T&T government burying head in sand over oil prices - Opposition
Trinidad and Tobago's main opposition People's National Movement (PNM) on Wednesday accused the coalition People's Partnership government of burying its head in the sand as Prime Minister Kamla Persad-Bissessar indicated that her administration had no intention of reducing expenditure in certain areas, or cutting salaries in the face of dwindling global oil prices.
"The prime minister of Trinidad and Tobago, who has led five consecutive record-spending budgets in this country, should tell us exactly how she and her Cabinet will manage our affairs so that
the challenging circumstances, collapse of oil prices, followed by lowering gas prices, would find us in a situation where our quality of life is not damaged irreparably," PNM leader Dr Keith Rowley said.
"Her statement has not addressed the challenges in front of us. She is burying her head in the sand and is totally consumed by the election that is a few weeks away," Rowley added.
In a New Year's message, Persad Bissessar said that she would, on January 8, address the nation on the state of the economy.
"I will address the issue of falling oil and gas prices and their implications for Trinidad and Tobago, and outline the way forward in the year ahead," she added.
Finance Minister Larry Howai said earlier this month that Cabinet would soon decide on measures to deal with the declining revenue stream brought about by the rapid decline in the price for oil.
Trinidad and Tobago's 2015 national budget is based on a reference price of US$80 per barrel of oil and a gas price of US$2.75 cents per mnbtu. But in recent months, oil prices had dropped from a high of US$102.90 a barrel to below US$55 a barrel.
Persad Bissessar, who will face a general election in 2015, said that her administration will table the finance bill in Parliament on February 9, noting that the legislation gives life and traction to the measures announced in the 2015 budget statement.
"Following this debate, during the following week, I will also engage stakeholders in a discussion on the state of the economy, the way forward and options for investment, growth, diversification and development," the prime minister said.
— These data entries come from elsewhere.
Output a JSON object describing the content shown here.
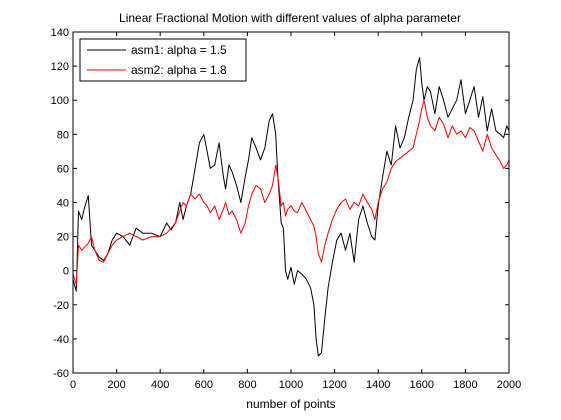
{
  "chart_data": {
    "type": "line",
    "title": "Linear Fractional Motion with different values of alpha parameter",
    "xlabel": "number of points",
    "ylabel": "",
    "xlim": [
      0,
      2000
    ],
    "ylim": [
      -60,
      140
    ],
    "xticks": [
      0,
      200,
      400,
      600,
      800,
      1000,
      1200,
      1400,
      1600,
      1800,
      2000
    ],
    "yticks": [
      -60,
      -40,
      -20,
      0,
      20,
      40,
      60,
      80,
      100,
      120,
      140
    ],
    "grid": false,
    "legend_position": "top-left",
    "series": [
      {
        "name": "asm1: alpha = 1.5",
        "color": "#000000",
        "x": [
          0,
          15,
          25,
          40,
          55,
          70,
          85,
          100,
          120,
          140,
          160,
          180,
          200,
          230,
          260,
          290,
          320,
          360,
          400,
          430,
          450,
          470,
          490,
          505,
          520,
          540,
          560,
          580,
          600,
          615,
          630,
          650,
          670,
          690,
          700,
          715,
          730,
          750,
          770,
          790,
          805,
          820,
          840,
          860,
          880,
          900,
          915,
          930,
          940,
          955,
          965,
          975,
          985,
          1000,
          1015,
          1030,
          1050,
          1070,
          1090,
          1105,
          1115,
          1125,
          1140,
          1155,
          1170,
          1190,
          1210,
          1230,
          1250,
          1270,
          1290,
          1310,
          1330,
          1350,
          1370,
          1385,
          1400,
          1420,
          1440,
          1460,
          1480,
          1500,
          1520,
          1540,
          1560,
          1575,
          1590,
          1600,
          1610,
          1625,
          1640,
          1660,
          1680,
          1700,
          1720,
          1740,
          1760,
          1780,
          1800,
          1820,
          1840,
          1860,
          1880,
          1900,
          1920,
          1940,
          1960,
          1975,
          1990,
          2000
        ],
        "values": [
          -5,
          -12,
          35,
          30,
          38,
          44,
          15,
          12,
          8,
          6,
          10,
          18,
          22,
          20,
          15,
          25,
          22,
          22,
          20,
          28,
          24,
          28,
          40,
          30,
          38,
          45,
          60,
          75,
          80,
          70,
          60,
          62,
          75,
          55,
          48,
          62,
          58,
          50,
          40,
          55,
          65,
          78,
          72,
          65,
          72,
          88,
          92,
          80,
          55,
          28,
          25,
          0,
          -5,
          2,
          -8,
          0,
          -2,
          -5,
          -10,
          -20,
          -40,
          -50,
          -48,
          -28,
          -10,
          5,
          18,
          22,
          12,
          22,
          5,
          30,
          38,
          28,
          20,
          18,
          38,
          55,
          70,
          62,
          85,
          72,
          78,
          90,
          100,
          118,
          125,
          110,
          100,
          108,
          105,
          92,
          108,
          100,
          90,
          95,
          100,
          112,
          92,
          100,
          108,
          90,
          102,
          82,
          95,
          82,
          80,
          78,
          85,
          82
        ]
      },
      {
        "name": "asm2: alpha = 1.8",
        "color": "#ff0000",
        "x": [
          0,
          15,
          25,
          40,
          55,
          70,
          85,
          100,
          120,
          140,
          160,
          180,
          200,
          230,
          260,
          290,
          320,
          360,
          400,
          430,
          450,
          470,
          490,
          505,
          520,
          540,
          560,
          580,
          600,
          615,
          630,
          650,
          670,
          690,
          700,
          715,
          730,
          750,
          770,
          790,
          805,
          820,
          840,
          860,
          880,
          900,
          915,
          930,
          940,
          955,
          965,
          975,
          985,
          1000,
          1015,
          1030,
          1050,
          1070,
          1090,
          1105,
          1115,
          1125,
          1140,
          1155,
          1170,
          1190,
          1210,
          1230,
          1250,
          1270,
          1290,
          1310,
          1330,
          1350,
          1370,
          1385,
          1400,
          1420,
          1440,
          1460,
          1480,
          1500,
          1520,
          1540,
          1560,
          1575,
          1590,
          1600,
          1610,
          1625,
          1640,
          1660,
          1680,
          1700,
          1720,
          1740,
          1760,
          1780,
          1800,
          1820,
          1840,
          1860,
          1880,
          1900,
          1920,
          1940,
          1960,
          1975,
          1990,
          2000
        ],
        "values": [
          -2,
          -8,
          15,
          12,
          14,
          16,
          20,
          12,
          6,
          5,
          10,
          15,
          18,
          20,
          22,
          20,
          18,
          20,
          20,
          22,
          25,
          28,
          35,
          40,
          38,
          45,
          42,
          45,
          40,
          38,
          34,
          38,
          30,
          36,
          40,
          33,
          35,
          30,
          22,
          28,
          38,
          45,
          50,
          48,
          40,
          45,
          50,
          62,
          55,
          38,
          40,
          32,
          36,
          38,
          35,
          34,
          40,
          35,
          30,
          26,
          20,
          10,
          5,
          15,
          22,
          30,
          36,
          40,
          42,
          36,
          40,
          38,
          45,
          40,
          36,
          30,
          40,
          48,
          52,
          60,
          64,
          66,
          68,
          70,
          72,
          80,
          88,
          95,
          100,
          90,
          85,
          82,
          90,
          86,
          78,
          85,
          80,
          82,
          78,
          84,
          82,
          76,
          70,
          80,
          72,
          68,
          64,
          60,
          62,
          65
        ]
      }
    ]
  }
}
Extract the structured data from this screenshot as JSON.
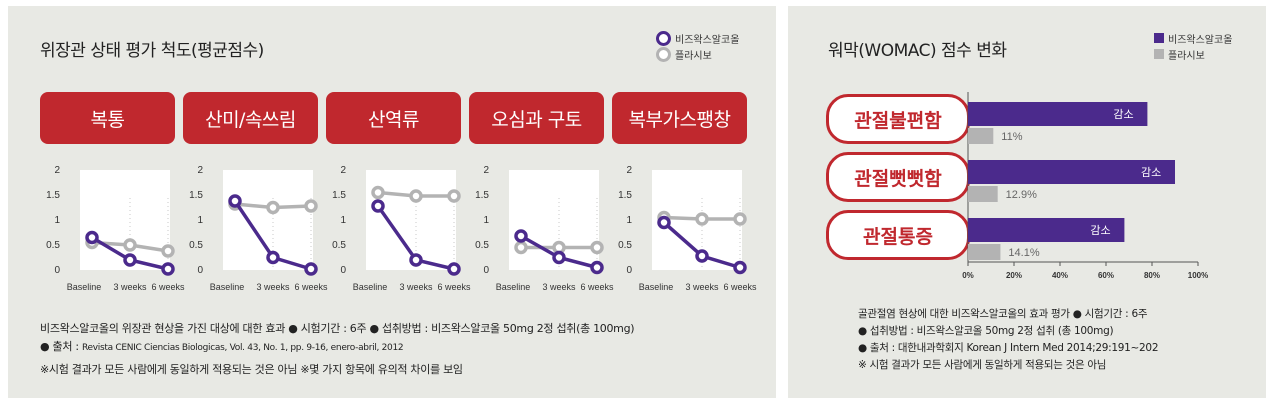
{
  "left": {
    "title": "위장관 상태 평가 척도(평균점수)",
    "legend": [
      {
        "label": "비즈왁스알코올",
        "color": "#4b2a8c"
      },
      {
        "label": "플라시보",
        "color": "#b3b3b3"
      }
    ],
    "footnotes": {
      "line1": "비즈왁스알코올의 위장관 현상을 가진 대상에 대한 효과 ● 시험기간 : 6주 ● 섭취방법 : 비즈왁스알코올 50mg 2정 섭취(총 100mg)",
      "line2_prefix": "● 출처 :",
      "line2_source": "Revista CENIC Ciencias Biologicas, Vol. 43, No. 1, pp. 9-16, enero-abril, 2012",
      "line3": "※시험 결과가 모든 사람에게 동일하게 적용되는 것은 아님 ※몇 가지 항목에 유의적 차이를 보임"
    }
  },
  "right": {
    "title": "워막(WOMAC) 점수 변화",
    "legend": [
      {
        "label": "비즈왁스알코올",
        "color": "#4b2a8c"
      },
      {
        "label": "플라시보",
        "color": "#b3b3b3"
      }
    ],
    "footnotes": {
      "line1": "골관절염 현상에 대한 비즈왁스알코올의 효과 평가 ● 시험기간 : 6주",
      "line2": "● 섭취방법 : 비즈왁스알코올 50mg 2정 섭취 (총 100mg)",
      "line3": "● 출처 : 대한내과학회지 Korean J Intern Med 2014;29:191~202",
      "line4": "※ 시험 결과가 모든 사람에게 동일하게 적용되는 것은 아님"
    }
  },
  "chart_data": [
    {
      "type": "line",
      "title": "복통",
      "x": [
        "Baseline",
        "3 weeks",
        "6 weeks"
      ],
      "ylim": [
        0,
        2
      ],
      "yticks": [
        "0",
        "0.5",
        "1",
        "1.5",
        "2"
      ],
      "series": [
        {
          "name": "비즈왁스알코올",
          "values": [
            0.65,
            0.2,
            0.02
          ]
        },
        {
          "name": "플라시보",
          "values": [
            0.55,
            0.5,
            0.38
          ]
        }
      ]
    },
    {
      "type": "line",
      "title": "산미/속쓰림",
      "x": [
        "Baseline",
        "3 weeks",
        "6 weeks"
      ],
      "ylim": [
        0,
        2
      ],
      "yticks": [
        "0",
        "0.5",
        "1",
        "1.5",
        "2"
      ],
      "series": [
        {
          "name": "비즈왁스알코올",
          "values": [
            1.38,
            0.25,
            0.02
          ]
        },
        {
          "name": "플라시보",
          "values": [
            1.32,
            1.25,
            1.28
          ]
        }
      ]
    },
    {
      "type": "line",
      "title": "산역류",
      "x": [
        "Baseline",
        "3 weeks",
        "6 weeks"
      ],
      "ylim": [
        0,
        2
      ],
      "yticks": [
        "0",
        "0.5",
        "1",
        "1.5",
        "2"
      ],
      "series": [
        {
          "name": "비즈왁스알코올",
          "values": [
            1.28,
            0.2,
            0.02
          ]
        },
        {
          "name": "플라시보",
          "values": [
            1.55,
            1.48,
            1.48
          ]
        }
      ]
    },
    {
      "type": "line",
      "title": "오심과 구토",
      "x": [
        "Baseline",
        "3 weeks",
        "6 weeks"
      ],
      "ylim": [
        0,
        2
      ],
      "yticks": [
        "0",
        "0.5",
        "1",
        "1.5",
        "2"
      ],
      "series": [
        {
          "name": "비즈왁스알코올",
          "values": [
            0.68,
            0.25,
            0.05
          ]
        },
        {
          "name": "플라시보",
          "values": [
            0.45,
            0.45,
            0.45
          ]
        }
      ]
    },
    {
      "type": "line",
      "title": "복부가스팽창",
      "x": [
        "Baseline",
        "3 weeks",
        "6 weeks"
      ],
      "ylim": [
        0,
        2
      ],
      "yticks": [
        "0",
        "0.5",
        "1",
        "1.5",
        "2"
      ],
      "series": [
        {
          "name": "비즈왁스알코올",
          "values": [
            0.95,
            0.28,
            0.05
          ]
        },
        {
          "name": "플라시보",
          "values": [
            1.05,
            1.02,
            1.02
          ]
        }
      ]
    },
    {
      "type": "bar",
      "orientation": "horizontal",
      "title": "워막(WOMAC) 점수 변화",
      "categories": [
        "관절불편함",
        "관절뻣뻣함",
        "관절통증"
      ],
      "xticks": [
        "0%",
        "20%",
        "40%",
        "60%",
        "80%",
        "100%"
      ],
      "xlim": [
        0,
        100
      ],
      "series": [
        {
          "name": "비즈왁스알코올",
          "values": [
            78,
            90,
            68
          ],
          "labels": [
            "감소",
            "감소",
            "감소"
          ]
        },
        {
          "name": "플라시보",
          "values": [
            11,
            12.9,
            14.1
          ],
          "labels": [
            "11%",
            "12.9%",
            "14.1%"
          ]
        }
      ]
    }
  ]
}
She said she wanted to give the country the assurance that "there will be no cut to affect the vulnerable and the underprivileged, as well as health-sector reform and crime fighting. The preservation of jobs is high on our agenda".
But, Rowley said, in a situation where the rest of the world, particularly those countries heavily influenced by hydrocarbon, are facing serious challenges "the prime minister of Trinidad and Tobago is trying to convince the population that we do not have a problem ... to the extent that if we do have any kind of problem, she is on top of it".
He added that "what the country needs in these challenging times is leadership, honest leadership, (and) what the prime minister is going to tell the population is that we do not have a problem".